Amtsinhaber Mwai Kibaki von der Nationalen Einheitspartei und der Oppositionspolitiker Raila Odinga vom Orangenen Oppositionsbündnis lagen in Umfragen vor der Wahl nahezu gleichauf. Mit ersten offiziellen Ergebnissen wurde erst am Freitagmorgen gerechnet.

Neben dem Präsidenten wählten die Kenianer auch 210 Mitglieder des neuen Parlaments und rund 2500 Gemeindevertreter. Entgegen anfänglicher Befürchtungen verliefen die Wahlen bis zum Nachmittag weitgehend friedlich.

Angst vor Wahlfälschung

Polizisten in Zivil behielten vor allem Wahllokale in Gebieten im Auge, in denen es in den vergangenen Wochen zu politisch motivierter Gewalt gekommen war. Die Polizei meldete einen tödlichen Zwischenfall.

Zur Wahlbeteiligung machte die kenianische Wahlkommission zunächst keine offiziellen Angaben. Die Leiterin des Wahllokals in Kibera, Teresia Kiilu, rechnete mit einer höheren Wahlbeteiligung als noch vor fünf Jahren. Damals hatte sie bei 57,2 Prozent gelegen.
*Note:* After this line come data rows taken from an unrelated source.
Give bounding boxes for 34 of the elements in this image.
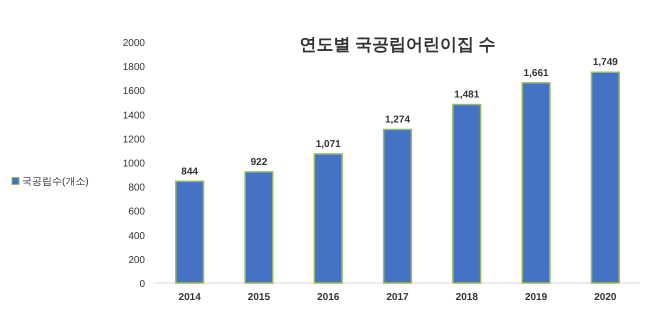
data-label: 922 (250, 156, 268, 168)
bar (244, 171, 274, 284)
data-label: 1,661 (524, 68, 550, 79)
data-label: 1,071 (316, 138, 342, 150)
x-tick-label: 2016 (317, 292, 340, 303)
y-tick-label: 1600 (122, 86, 146, 98)
y-tick-label: 800 (128, 182, 146, 194)
data-label: 1,749 (592, 57, 618, 68)
bar (314, 153, 343, 284)
bar (175, 180, 204, 284)
x-tick-label: 2014 (178, 292, 202, 303)
legend-label: 국공립수(개소) (22, 176, 89, 188)
bar (521, 82, 551, 284)
chart-title: 연도별 국공립어린이집 수 (299, 35, 496, 54)
data-label: 844 (181, 166, 198, 178)
y-tick-label: 600 (128, 206, 146, 218)
x-tick-label: 2019 (524, 292, 548, 303)
data-label: 1,481 (454, 90, 480, 101)
y-tick-label: 2000 (122, 38, 146, 49)
x-tick-label: 2017 (386, 292, 410, 303)
x-tick-label: 2015 (248, 292, 270, 303)
bar (590, 71, 620, 284)
y-tick-label: 1200 (122, 134, 146, 146)
data-label: 1,274 (384, 114, 410, 126)
x-tick-label: 2018 (456, 292, 478, 303)
y-tick-label: 400 (128, 230, 146, 242)
y-tick-label: 0 (139, 279, 146, 290)
y-tick-label: 1800 (122, 62, 146, 74)
x-tick-label: 2020 (594, 292, 617, 303)
bar (452, 104, 482, 284)
bar (382, 128, 412, 284)
y-tick-label: 1400 (122, 110, 146, 122)
y-tick-label: 200 (128, 254, 146, 266)
y-tick-label: 1000 (122, 158, 146, 170)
Einige Wahllokale öffneten mit mehrstündiger Verspätung, in anderen waren zahlreiche Wähler nicht in den Wählerlisten aufgeführt. Diese Vorkommnisse schürten Ängste vor Wahlfälschung- und Manipulation.

Auch Herausforderer Odinga bekam die Unregelmässigkeiten zu spüren: Er habe seine Stimme nicht abgeben können, weil sein Name auf der Wählerliste gefehlt habe, berichtete er.